Some recipes will call for bubbly water or vodka in their recipe because they evaporate quicker than water. Quicker evaporation means less gluten development. And less gluten development means a tender—not tough—pie crust.
Try subbing using 2–4 tablespoons of club soda or vodka for a more tender pie crust. Don’t worry about the crust tasting like vodka, the flavor (and alcohol content) will evaporate out during baking.
This pie dough can be used in a regular pie plate or a deep dish pie plate. To make a double crust pie simply double the crust recipe.
You definitely can use this recipe for pumpkin pie. Simply blind bake the crust before adding the pumpkin filling and baking.
How to Store Homemade Pie Crust
Form the pie crust dough into a disk then wrap tightly with plastic wrap. Store pie dough in the fridge for up to 3 days, or in the freezer for up to 3 months.
If you freeze the pie dough, allow it to thaw overnight in the refrigerator before using.
Rolling Out the Dough
You may need to let the dough sit at room temperature for 5–10 minutes before rolling out. When you’re ready to roll, lightly dust the counter with flour then lightly dust the top of the dough with flour.
Gently roll the dough out into a 1/4-inch thick round using a lightly floured rolling pin. Transfer the dough to the pie plate by gently rolling the dough around the rolling pin then unrolling it over the pie plate. If the dough feels pretty strong, you can fold the dough in half, then in half again to form a triangle. Transfer the dough to the pie plate and unfold.
Use this Food Processor Pie Crust in These Pie Recipes
- Our Blueberry Crumble Pie is packed with both flavor and texture.

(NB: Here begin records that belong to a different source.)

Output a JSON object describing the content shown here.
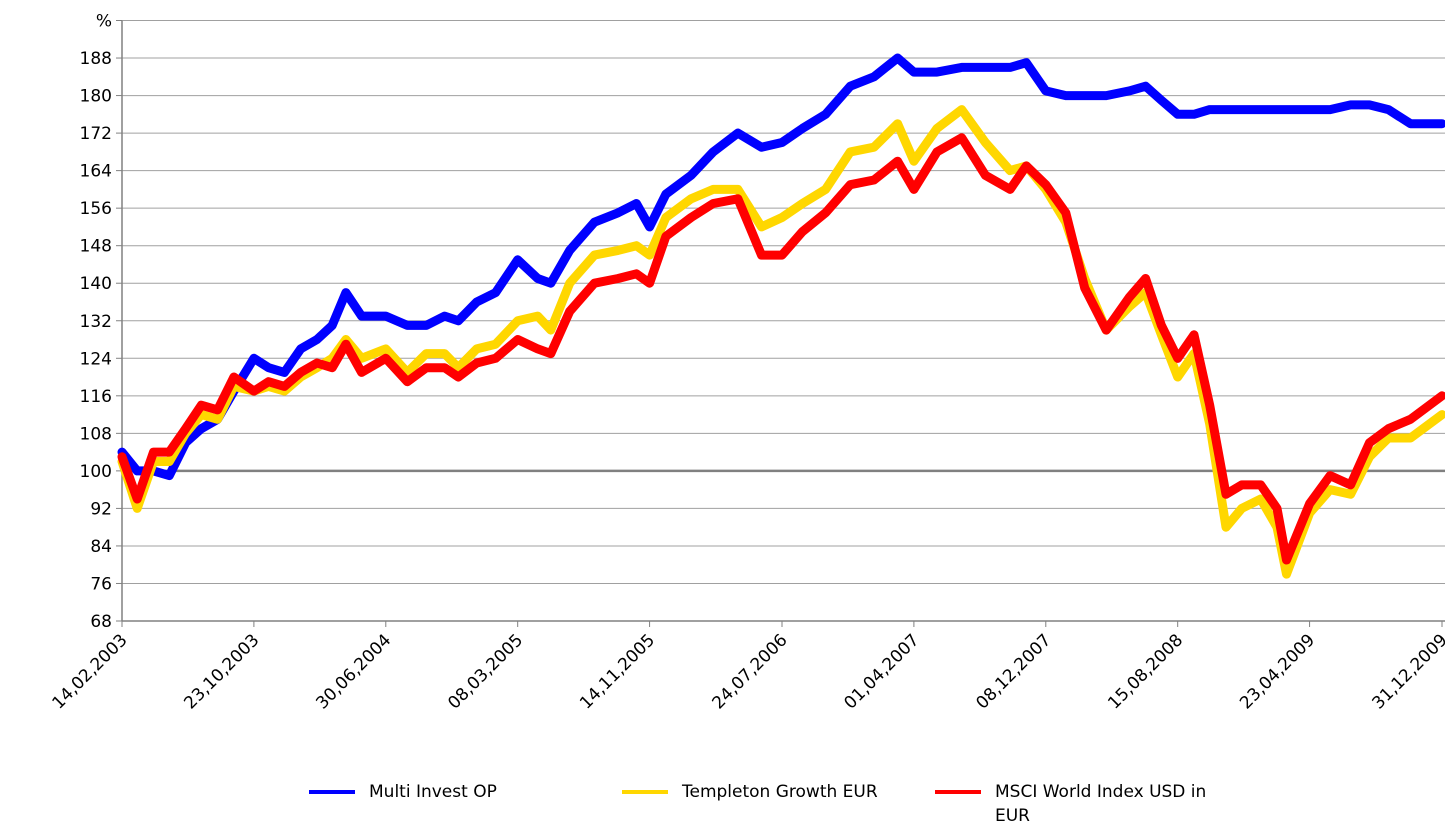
{
  "chart_data": {
    "type": "line",
    "x": [
      "2003-02-14",
      "2003-03-15",
      "2003-04-15",
      "2003-05-15",
      "2003-06-15",
      "2003-07-15",
      "2003-08-15",
      "2003-09-15",
      "2003-10-23",
      "2003-11-20",
      "2003-12-20",
      "2004-01-20",
      "2004-02-20",
      "2004-03-20",
      "2004-04-15",
      "2004-05-15",
      "2004-06-30",
      "2004-08-10",
      "2004-09-15",
      "2004-10-20",
      "2004-11-15",
      "2004-12-20",
      "2005-01-25",
      "2005-03-08",
      "2005-04-15",
      "2005-05-10",
      "2005-06-15",
      "2005-08-01",
      "2005-09-15",
      "2005-10-20",
      "2005-11-14",
      "2005-12-15",
      "2006-02-01",
      "2006-03-15",
      "2006-05-01",
      "2006-06-15",
      "2006-07-24",
      "2006-09-01",
      "2006-10-15",
      "2006-12-01",
      "2007-01-15",
      "2007-03-01",
      "2007-04-01",
      "2007-05-15",
      "2007-07-01",
      "2007-08-15",
      "2007-10-01",
      "2007-11-01",
      "2007-12-08",
      "2008-01-15",
      "2008-02-20",
      "2008-04-01",
      "2008-05-15",
      "2008-06-15",
      "2008-07-15",
      "2008-08-15",
      "2008-09-15",
      "2008-10-15",
      "2008-11-15",
      "2008-12-15",
      "2009-01-20",
      "2009-02-20",
      "2009-03-10",
      "2009-04-23",
      "2009-06-01",
      "2009-07-10",
      "2009-08-15",
      "2009-09-20",
      "2009-11-01",
      "2009-12-31"
    ],
    "series": [
      {
        "name": "Multi Invest OP",
        "color": "#0000ff",
        "values": [
          104,
          100,
          100,
          99,
          106,
          109,
          111,
          117,
          124,
          122,
          121,
          126,
          128,
          131,
          138,
          133,
          133,
          131,
          131,
          133,
          132,
          136,
          138,
          145,
          141,
          140,
          147,
          153,
          155,
          157,
          152,
          159,
          163,
          168,
          172,
          169,
          170,
          173,
          176,
          182,
          184,
          188,
          185,
          185,
          186,
          186,
          186,
          187,
          181,
          180,
          180,
          180,
          181,
          182,
          179,
          176,
          176,
          177,
          177,
          177,
          177,
          177,
          177,
          177,
          177,
          178,
          178,
          177,
          174,
          174
        ]
      },
      {
        "name": "Templeton Growth EUR",
        "color": "#ffd700",
        "values": [
          102,
          92,
          102,
          102,
          108,
          112,
          111,
          118,
          117,
          118,
          117,
          120,
          122,
          124,
          128,
          124,
          126,
          121,
          125,
          125,
          122,
          126,
          127,
          132,
          133,
          130,
          140,
          146,
          147,
          148,
          146,
          154,
          158,
          160,
          160,
          152,
          154,
          157,
          160,
          168,
          169,
          174,
          166,
          173,
          177,
          170,
          164,
          165,
          160,
          153,
          141,
          130,
          135,
          138,
          129,
          120,
          125,
          110,
          88,
          92,
          94,
          88,
          78,
          91,
          96,
          95,
          103,
          107,
          107,
          112
        ]
      },
      {
        "name": "MSCI World Index USD in EUR",
        "color": "#ff0000",
        "values": [
          103,
          94,
          104,
          104,
          109,
          114,
          113,
          120,
          117,
          119,
          118,
          121,
          123,
          122,
          127,
          121,
          124,
          119,
          122,
          122,
          120,
          123,
          124,
          128,
          126,
          125,
          134,
          140,
          141,
          142,
          140,
          150,
          154,
          157,
          158,
          146,
          146,
          151,
          155,
          161,
          162,
          166,
          160,
          168,
          171,
          163,
          160,
          165,
          161,
          155,
          139,
          130,
          137,
          141,
          131,
          124,
          129,
          114,
          95,
          97,
          97,
          92,
          81,
          93,
          99,
          97,
          106,
          109,
          111,
          116
        ]
      }
    ],
    "xlim": [
      "2003-02-14",
      "2009-12-31"
    ],
    "xticks": [
      {
        "value": "2003-02-14",
        "label": "14,02,2003"
      },
      {
        "value": "2003-10-23",
        "label": "23,10,2003"
      },
      {
        "value": "2004-06-30",
        "label": "30,06,2004"
      },
      {
        "value": "2005-03-08",
        "label": "08,03,2005"
      },
      {
        "value": "2005-11-14",
        "label": "14,11,2005"
      },
      {
        "value": "2006-07-24",
        "label": "24,07,2006"
      },
      {
        "value": "2007-04-01",
        "label": "01,04,2007"
      },
      {
        "value": "2007-12-08",
        "label": "08,12,2007"
      },
      {
        "value": "2008-08-15",
        "label": "15,08,2008"
      },
      {
        "value": "2009-04-23",
        "label": "23,04,2009"
      },
      {
        "value": "2009-12-31",
        "label": "31,12,2009"
      }
    ],
    "ylim": [
      68,
      196
    ],
    "yticks": [
      68,
      76,
      84,
      92,
      100,
      108,
      116,
      124,
      132,
      140,
      148,
      156,
      164,
      172,
      180,
      188,
      {
        "value": 196,
        "label": "%"
      }
    ],
    "baseline": 100,
    "grid": true
  }
}
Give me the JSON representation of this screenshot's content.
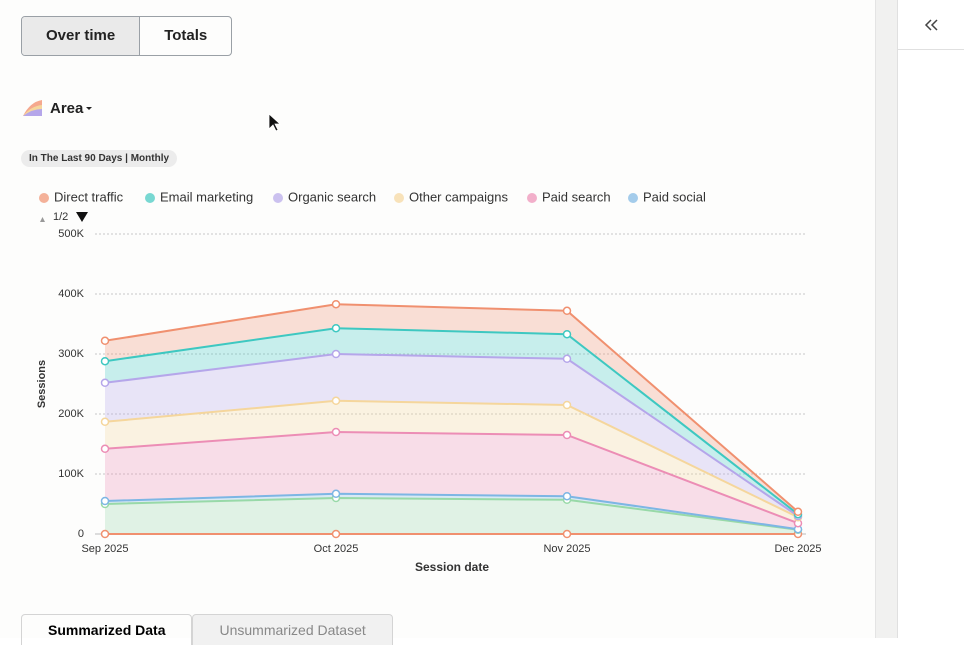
{
  "ui": {
    "toggle": [
      "Over time",
      "Totals"
    ],
    "chart_type": "Area",
    "date_filter": "In The Last 90 Days | Monthly",
    "legend_page": "1/2",
    "tabs": [
      "Summarized Data",
      "Unsummarized Dataset"
    ]
  },
  "chart_data": {
    "type": "area",
    "stacked": true,
    "xlabel": "Session date",
    "ylabel": "Sessions",
    "categories": [
      "Sep 2025",
      "Oct 2025",
      "Nov 2025",
      "Dec 2025"
    ],
    "ylim": [
      0,
      500000
    ],
    "yticks": [
      0,
      {
        "value": 100000,
        "label": "100K"
      },
      {
        "value": 200000,
        "label": "200K"
      },
      {
        "value": 300000,
        "label": "300K"
      },
      {
        "value": 400000,
        "label": "400K"
      },
      {
        "value": 500000,
        "label": "500K"
      }
    ],
    "grid": true,
    "series": [
      {
        "name": "Direct traffic",
        "color": "#f0906f",
        "values": [
          34000,
          40000,
          39000,
          4000
        ]
      },
      {
        "name": "Email marketing",
        "color": "#3ec8c1",
        "values": [
          36000,
          43000,
          41000,
          3000
        ]
      },
      {
        "name": "Organic search",
        "color": "#b5a6ea",
        "values": [
          65000,
          78000,
          77000,
          2000
        ]
      },
      {
        "name": "Other campaigns",
        "color": "#f5d69c",
        "values": [
          45000,
          52000,
          50000,
          10000
        ]
      },
      {
        "name": "Paid search",
        "color": "#ec8db5",
        "values": [
          87000,
          103000,
          102000,
          10000
        ]
      },
      {
        "name": "Paid social",
        "color": "#7db6e4",
        "values": [
          5000,
          7000,
          6000,
          1000
        ]
      },
      {
        "color": "#98d9a8",
        "values": [
          50000,
          60000,
          57000,
          7000
        ]
      },
      {
        "color": "#f0906f",
        "values": [
          0,
          0,
          0,
          0
        ]
      }
    ]
  }
}
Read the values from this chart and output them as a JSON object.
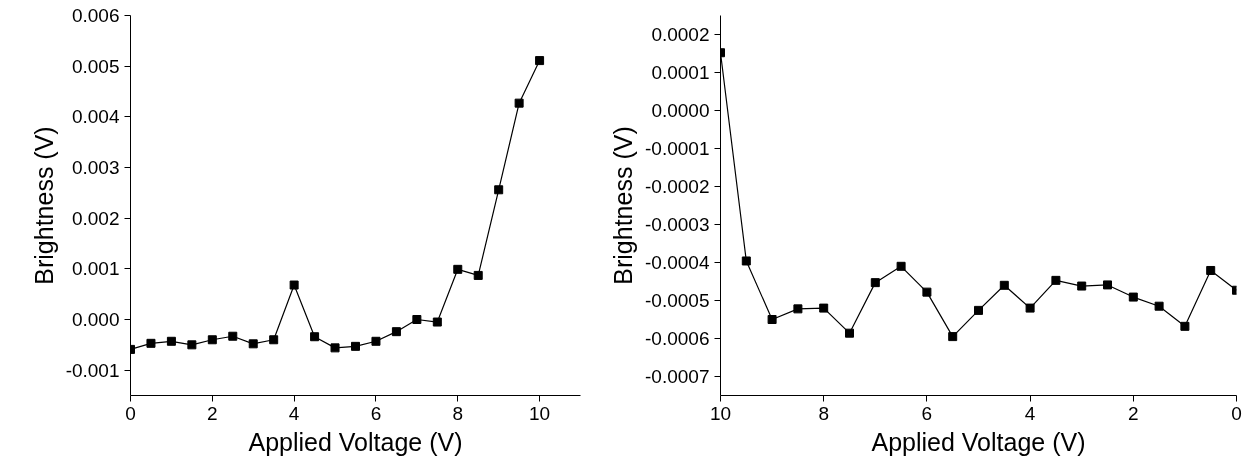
{
  "chart_data": [
    {
      "type": "line",
      "xlabel": "Applied Voltage (V)",
      "ylabel": "Brightness (V)",
      "marker": "square",
      "line_style": "solid",
      "x": [
        0,
        0.5,
        1,
        1.5,
        2,
        2.5,
        3,
        3.5,
        4,
        4.5,
        5,
        5.5,
        6,
        6.5,
        7,
        7.5,
        8,
        8.5,
        9,
        9.5,
        10
      ],
      "series": [
        {
          "color": "#000000",
          "values": [
            -0.00059,
            -0.00047,
            -0.00043,
            -0.0005,
            -0.0004,
            -0.00033,
            -0.00048,
            -0.0004,
            0.00068,
            -0.00034,
            -0.00056,
            -0.00053,
            -0.00043,
            -0.00024,
            0.0,
            -5e-05,
            0.00099,
            0.00087,
            0.00256,
            0.00427,
            0.00511
          ]
        }
      ],
      "xlim": [
        0,
        11
      ],
      "ylim": [
        -0.0015,
        0.006
      ],
      "xticks": [
        0,
        2,
        4,
        6,
        8,
        10
      ],
      "yticks": [
        {
          "value": -0.001,
          "label": "-0.001"
        },
        {
          "value": 0,
          "label": "0.000"
        },
        {
          "value": 0.001,
          "label": "0.001"
        },
        {
          "value": 0.002,
          "label": "0.002"
        },
        {
          "value": 0.003,
          "label": "0.003"
        },
        {
          "value": 0.004,
          "label": "0.004"
        },
        {
          "value": 0.005,
          "label": "0.005"
        },
        {
          "value": 0.006,
          "label": "0.006"
        }
      ]
    },
    {
      "type": "line",
      "xlabel": "Applied Voltage (V)",
      "ylabel": "Brightness (V)",
      "marker": "square",
      "line_style": "solid",
      "x": [
        10,
        9.5,
        9,
        8.5,
        8,
        7.5,
        7,
        6.5,
        6,
        5.5,
        5,
        4.5,
        4,
        3.5,
        3,
        2.5,
        2,
        1.5,
        1,
        0.5,
        0
      ],
      "series": [
        {
          "color": "#000000",
          "values": [
            0.000152,
            -0.000396,
            -0.00055,
            -0.000522,
            -0.00052,
            -0.000586,
            -0.000453,
            -0.00041,
            -0.000478,
            -0.000595,
            -0.000526,
            -0.00046,
            -0.00052,
            -0.000447,
            -0.000462,
            -0.000459,
            -0.000491,
            -0.000515,
            -0.000568,
            -0.000421,
            -0.000473
          ]
        }
      ],
      "xlim": [
        10,
        0
      ],
      "ylim": [
        -0.00075,
        0.00025
      ],
      "xticks": [
        10,
        8,
        6,
        4,
        2,
        0
      ],
      "yticks": [
        {
          "value": -0.0007,
          "label": "-0.0007"
        },
        {
          "value": -0.0006,
          "label": "-0.0006"
        },
        {
          "value": -0.0005,
          "label": "-0.0005"
        },
        {
          "value": -0.0004,
          "label": "-0.0004"
        },
        {
          "value": -0.0003,
          "label": "-0.0003"
        },
        {
          "value": -0.0002,
          "label": "-0.0002"
        },
        {
          "value": -0.0001,
          "label": "-0.0001"
        },
        {
          "value": 0,
          "label": "0.0000"
        },
        {
          "value": 0.0001,
          "label": "0.0001"
        },
        {
          "value": 0.0002,
          "label": "0.0002"
        }
      ]
    }
  ]
}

- Pumpkin Pop Tarts are a fun way to use pie crust.
- Rhubarb Blueberry Pie is the perfect sweet-tart treat.
- Or make the best apple pie!
- If you’re looking for a whole-wheat pie crust, check out this recipe. Light, tender and buttery. It’s also a great alternative to this recipe if you’re looking for an all-butter crust.
- We’ve also got a great gluten-free pie crust.
This recipe makes the absolute perfect pie crust! Tender, perfectly flaky, and flavorful!
- 1 ¼ cups (150 grams) all-purpose flour
- 1 tablespoon sugar
- ½ teaspoon table salt
- ¼ cup vegetable shortening, cut into ¼ inch pieces, chilled
- 6 tablespoons unsalted butter, cut in ¼ inch pieces, chilled
- 4 tablespoons ice water
- In the bowl of a food processor, combine flour, sugar, and salt; pulse to combine.
- Sprinkle shortening over flour mixture and process until flour resembles course cornmeal, about 5 pulses. Sprinkle butter over flour mixture and pulse until crumbs are slightly smaller than pea-sized, 15–20 pulses.
- Transfer dough mixture to a large bowl and sprinkle 3 tablespoons of ice water over dough.
- Using a rubber spatula, mix water into dough, pressing the dough together. If the dough doesn’t come together add remaining tablespoon of ice water and mix until dough is cohesive.
- Turn dough out onto a clean, flat surface, flatten into a 4-inch disk and wrap with plastic wrap; transfer to refrigerator and chill 1 hour.
- Remove dough from refrigerator and let stand at room temperature for 10 minutes before rolling out using a rolling pin. Use to make desired pie or galette.
- To make a double pie crust, just double the ingredients.
- This recipe fits both a regular and deep-dish 9-inch pie pan.
- Remember to keep the dough and ingredients as cold as possible as you work with them.
- If making a pie with a double crust, top the crust with some turbinado or demerara sugar to create a sweet, crunchy outer crust.